The supes may not have been at the table, but they have at least been in town. The same, of course, cannot be said for Richard Riordan, for whom MTA stands for Mayor Traveling Abroad.

As with the supes, there’s a structural reason for Riordan’s indifference to the toll the strike is taking: In his case, it’s term limits, which mean he will not face the voters again. But even term limits cannot fully explain the cluelessness and callousness of the mayor’s insistence on completing his tour de France while L.A.’s poor were compelled to trudge across town. The problem, rather, is that the mayor has lost his political compass: attorney Bill Wardlaw. The rift between the mayor and his longtime consigliere, which began over Wardlaw’s refusal to support the mayoral candidacy of Steve Soboroff, whom Riordan is backing, is increasingly forcing the mayor to rely on his own political judgment. No more frightening scenario for Los Angeles is imaginable.

Compelled to think for himself, Riordan had already spent the past several months refusing to believe that the Justice Department would go through with its insistence on forcing the city to implement the Christopher Commission reforms that have languished for the past nine years. Compelled to think for himself, Riordan went into the transit talks evidently convinced he could force the union to make concessions, and without Wardlaw at his side, he had no back channel to Contreras to seek a settlement after his frontal assault had failed. The Riordan we’ve seen in the past couple of months is reminiscent of the Riordan who, in his pre-mayoral days, restructured Mattel by tossing hundreds of workers out of their jobs. We’re seeing Riordan without Wardlaw — a creature more of impulse than calculation, a public figure with no feel for public sentiment, a political leader who, left to his own devices, could never have been elected mayor.

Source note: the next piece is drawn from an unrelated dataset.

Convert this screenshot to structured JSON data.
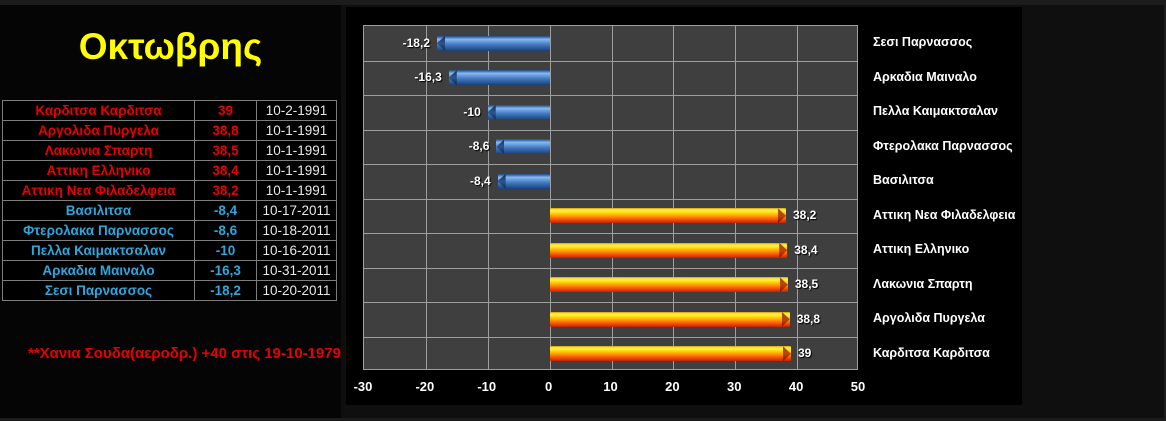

For its part, the UTU seems at times as hapless as the mayor. It has gone into the strike having neglected to cultivate either political backing or community support (it is fortunate that the County Fed has both). It provided no numbers to refute management’s misleading claims about the district’s labor costs. In the end, all that the UTU members really have going for them is the public’s sense that Los Angeles shouldn’t be trying to diminish its already shrinking middle class by cutting the incomes of its bus drivers. That’s not much of a strategy, but it may be just enough for them to squeak by.